Is ≥ 18 years old and of legal consent.
Is willing to comply with all follow-up evaluations at the specified times.
Subject or subject's legal representative has been informed of and understands the nature of the study and provides signed informed consent to participate in the study.
Has a Rutherford Clinical Category Score of 2, 3 or 4.
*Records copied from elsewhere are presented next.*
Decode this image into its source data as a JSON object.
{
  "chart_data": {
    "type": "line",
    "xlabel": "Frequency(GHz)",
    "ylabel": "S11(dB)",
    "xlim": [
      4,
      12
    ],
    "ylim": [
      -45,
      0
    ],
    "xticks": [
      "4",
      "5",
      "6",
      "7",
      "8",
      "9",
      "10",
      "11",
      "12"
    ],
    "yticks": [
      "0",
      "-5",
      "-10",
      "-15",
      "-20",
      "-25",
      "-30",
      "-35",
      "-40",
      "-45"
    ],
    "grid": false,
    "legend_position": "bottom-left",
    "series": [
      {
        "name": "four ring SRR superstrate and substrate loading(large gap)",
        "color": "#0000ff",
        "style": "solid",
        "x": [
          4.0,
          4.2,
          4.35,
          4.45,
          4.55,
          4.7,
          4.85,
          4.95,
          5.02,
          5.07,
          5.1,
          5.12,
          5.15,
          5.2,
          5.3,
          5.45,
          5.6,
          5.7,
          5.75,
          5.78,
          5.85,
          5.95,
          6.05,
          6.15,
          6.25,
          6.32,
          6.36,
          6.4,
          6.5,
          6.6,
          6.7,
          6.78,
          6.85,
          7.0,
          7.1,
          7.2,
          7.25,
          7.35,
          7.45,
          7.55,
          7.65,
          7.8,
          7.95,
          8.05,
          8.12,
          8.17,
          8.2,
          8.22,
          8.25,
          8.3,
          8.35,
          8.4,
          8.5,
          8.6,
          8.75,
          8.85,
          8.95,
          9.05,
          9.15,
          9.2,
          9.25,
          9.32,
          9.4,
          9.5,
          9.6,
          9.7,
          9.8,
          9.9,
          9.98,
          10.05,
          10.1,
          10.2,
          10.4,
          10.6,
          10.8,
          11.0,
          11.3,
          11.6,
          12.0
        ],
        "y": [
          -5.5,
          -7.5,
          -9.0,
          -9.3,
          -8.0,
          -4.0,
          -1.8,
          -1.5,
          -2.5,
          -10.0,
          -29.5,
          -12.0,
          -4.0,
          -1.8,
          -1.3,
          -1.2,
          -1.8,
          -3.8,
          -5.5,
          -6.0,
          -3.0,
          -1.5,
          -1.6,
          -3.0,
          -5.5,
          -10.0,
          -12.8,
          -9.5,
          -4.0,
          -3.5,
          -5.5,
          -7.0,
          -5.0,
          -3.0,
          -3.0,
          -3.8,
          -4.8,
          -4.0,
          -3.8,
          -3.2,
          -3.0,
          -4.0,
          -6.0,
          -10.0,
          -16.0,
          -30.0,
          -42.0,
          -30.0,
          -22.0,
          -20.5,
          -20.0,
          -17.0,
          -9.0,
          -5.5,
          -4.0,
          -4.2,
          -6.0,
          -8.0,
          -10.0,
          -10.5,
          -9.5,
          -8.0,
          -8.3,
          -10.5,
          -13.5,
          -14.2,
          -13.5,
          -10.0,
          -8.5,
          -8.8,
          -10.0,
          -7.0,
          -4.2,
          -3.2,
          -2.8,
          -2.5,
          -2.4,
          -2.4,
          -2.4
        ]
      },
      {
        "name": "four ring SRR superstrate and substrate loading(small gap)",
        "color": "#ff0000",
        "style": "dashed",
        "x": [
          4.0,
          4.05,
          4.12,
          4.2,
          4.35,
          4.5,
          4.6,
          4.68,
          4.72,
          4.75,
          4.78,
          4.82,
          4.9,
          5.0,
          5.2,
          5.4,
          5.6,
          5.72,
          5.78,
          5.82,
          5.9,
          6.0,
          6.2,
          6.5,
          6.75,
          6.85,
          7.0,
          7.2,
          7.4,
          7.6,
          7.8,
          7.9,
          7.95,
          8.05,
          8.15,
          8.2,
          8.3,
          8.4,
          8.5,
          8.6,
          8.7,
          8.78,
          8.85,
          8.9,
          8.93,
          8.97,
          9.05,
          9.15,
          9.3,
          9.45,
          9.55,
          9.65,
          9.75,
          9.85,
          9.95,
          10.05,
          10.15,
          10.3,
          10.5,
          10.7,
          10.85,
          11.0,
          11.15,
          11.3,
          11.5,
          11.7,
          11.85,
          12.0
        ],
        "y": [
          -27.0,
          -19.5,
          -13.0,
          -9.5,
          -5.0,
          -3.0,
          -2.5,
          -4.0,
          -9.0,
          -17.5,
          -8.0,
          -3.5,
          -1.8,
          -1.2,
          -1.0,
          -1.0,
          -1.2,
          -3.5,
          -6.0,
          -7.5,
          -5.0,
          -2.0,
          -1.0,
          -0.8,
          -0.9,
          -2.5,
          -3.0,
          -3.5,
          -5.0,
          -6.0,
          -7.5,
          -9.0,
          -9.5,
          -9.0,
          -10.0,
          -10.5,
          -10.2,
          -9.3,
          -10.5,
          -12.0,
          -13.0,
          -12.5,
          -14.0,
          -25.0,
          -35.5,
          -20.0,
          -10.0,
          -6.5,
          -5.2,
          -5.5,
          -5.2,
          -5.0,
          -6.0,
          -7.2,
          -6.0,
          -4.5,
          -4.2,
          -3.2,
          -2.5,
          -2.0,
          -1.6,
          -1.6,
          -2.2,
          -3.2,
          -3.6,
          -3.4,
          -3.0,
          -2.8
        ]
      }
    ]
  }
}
Radiographic evidence of ≥ 50% stenosis or restenosis (from PTA or adjunct therapy, not including stents or stent grafts), or occlusion of target lesion(s) in the common iliac artery and/or external iliac artery.

Exclusion criteria

Has had previous stent or stent-graft implantation in the target lesion(s).
Has a contraindication or known untreatable allergy to antiplatelet therapy, anticoagulants, thrombolytic drugs or any other drug used during the study according to the protocol.
Has known hypersensitivity to contrast material that cannot be adequately pretreated.
Has known hypersensitivity to nickel-titanium (nitinol).